Torniamo a Diego Armando Maradona conosciuto anche come  El Pibe de Oro (Il Ragazzo d'Oro) nato a Lanus in Argentina il 30 ottobre 1960 e considerato a furor di popolo il calciatore più forte di tutti i tempi (titolo che per alcuni si contende con Pelè); è il riassunto del calcio, un misto di tecnica, sagacia tattica, grinta e voglia di vincere, che l'hanno portato alla ribalta alla tenera età di 16 anni nell' Argentinos Jrs; ha vestito prima di approdare a Napoli nel Boca Junior e nel Barcellona. Alle sue gesta e alla sua vita (non solo da sportivo, avendo avuto una tribolata vita sentimentale e problemi con le sostanze stupefacenti) sono stati dedicati film, libri, documentari e nel culto del quale è nata anche una religione (non da parte dei napoletani, che però ad oggi lo venerano come una divinità). Vince tutto o quasi con il Napoli (2 Scudetti; 1 Coppa Italia; 1 Siupercoppa Italiana e 1 Coppa Uefa) e raggiunge la vetta del Mondo con la sua amata Argentina alla quale nel 1986 in Messico regala la seconda Coppa del Mondo. Altri elementi di quella storica squadra erano il capitano e terzino Giuseppe Bruscolotti soprannominato dai tifosi "Pal 'e fierro" (palo di ferro) per la sua forza fisica; il portiere Claudio Garella di cui Gianni Agnelli disse: "Garella è il più forte portiere del mondo. Senza mani, però"; Ciro Ferrara napoletano difensore che ha diviso la sua carriera tra Napoli e Juve dando un grande dispiacere ai suoi conterranei, che non hanno mai digerito del tutto la sua scelta; Salvatore Bagni mediano arcigno e oggi noto commentatore tv; e la coppia d'attacco che ha beneficiato degli assist stupendi di Diego formata da Giordano e Carnevale.

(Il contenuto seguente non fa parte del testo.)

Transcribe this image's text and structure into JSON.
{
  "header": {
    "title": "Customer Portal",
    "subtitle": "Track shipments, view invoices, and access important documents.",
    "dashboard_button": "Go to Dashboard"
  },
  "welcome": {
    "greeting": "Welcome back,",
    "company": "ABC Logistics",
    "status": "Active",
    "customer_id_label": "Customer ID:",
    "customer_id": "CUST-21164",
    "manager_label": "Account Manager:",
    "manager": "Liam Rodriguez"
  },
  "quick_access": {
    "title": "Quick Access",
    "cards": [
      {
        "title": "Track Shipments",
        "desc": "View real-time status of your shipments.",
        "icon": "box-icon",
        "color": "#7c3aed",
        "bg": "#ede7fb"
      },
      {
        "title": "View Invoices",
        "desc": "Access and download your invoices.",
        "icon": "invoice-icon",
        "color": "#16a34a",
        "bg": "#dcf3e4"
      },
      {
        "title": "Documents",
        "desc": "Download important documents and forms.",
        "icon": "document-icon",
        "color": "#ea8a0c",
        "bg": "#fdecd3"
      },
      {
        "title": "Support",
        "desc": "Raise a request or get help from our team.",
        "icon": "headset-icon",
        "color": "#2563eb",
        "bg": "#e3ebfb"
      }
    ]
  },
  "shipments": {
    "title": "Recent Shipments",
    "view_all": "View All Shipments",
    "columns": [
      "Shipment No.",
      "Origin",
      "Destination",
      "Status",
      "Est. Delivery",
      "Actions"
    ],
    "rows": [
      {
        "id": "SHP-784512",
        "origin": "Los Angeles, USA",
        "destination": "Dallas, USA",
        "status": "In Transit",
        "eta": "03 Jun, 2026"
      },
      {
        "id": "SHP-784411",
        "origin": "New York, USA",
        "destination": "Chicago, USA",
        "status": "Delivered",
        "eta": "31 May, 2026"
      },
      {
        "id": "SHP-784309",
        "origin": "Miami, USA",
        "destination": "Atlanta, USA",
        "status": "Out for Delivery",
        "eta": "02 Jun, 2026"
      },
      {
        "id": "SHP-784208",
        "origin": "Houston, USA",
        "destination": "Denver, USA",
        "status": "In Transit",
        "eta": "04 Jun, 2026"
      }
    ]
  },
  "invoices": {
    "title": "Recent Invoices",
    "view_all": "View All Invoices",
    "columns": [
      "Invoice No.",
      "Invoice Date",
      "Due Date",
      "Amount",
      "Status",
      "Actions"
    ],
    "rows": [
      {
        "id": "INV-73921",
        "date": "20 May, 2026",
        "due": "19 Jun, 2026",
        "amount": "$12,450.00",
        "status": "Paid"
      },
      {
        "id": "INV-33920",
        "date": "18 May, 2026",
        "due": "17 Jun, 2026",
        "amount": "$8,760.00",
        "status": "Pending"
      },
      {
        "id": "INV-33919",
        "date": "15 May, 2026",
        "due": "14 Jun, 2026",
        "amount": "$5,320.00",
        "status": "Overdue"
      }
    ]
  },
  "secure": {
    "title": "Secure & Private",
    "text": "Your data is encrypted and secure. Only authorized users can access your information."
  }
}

La stagione è da ricordare prevedeva ancora i due punti per la vittoria e uno per il pari e vedeva un campionato con 16 squadre al via. La partenza non fu proprio esaltante per il Napoli che però il 9 novembre, dopo lo scontro diretto giocato a Torino con la Juventus (le due squadre erano appaiate in testa), dove gli azzurri s'imposero per 1-3 trovando la vetta solitaria. Da li fu un continuo dominio partenopeo, che stroncò le velleità di Juve, poi seconda, Inter e Roma. Lo scudetto fu conquistato il 10 maggio 1987 (data ovviamente storica per Napoli e per i napoletani) con il pari interno 1-1 con la Fiorentina (per la quale segno il suo primo gol in serie A un certo Roberto Baggio; i segni del destino) che portò in delirio una città con feste e caroselli che durarono per giorni. Napoli e il suo popolo sognano ancora quei tempi e negli ultimi anni sono stati più volte vicini alla festa, che siamo convinti prima o poi vedrà nuovamente incoronare un principe, perchè il re resta Diego e resterà per sempre, sopratutto nei loro cuori.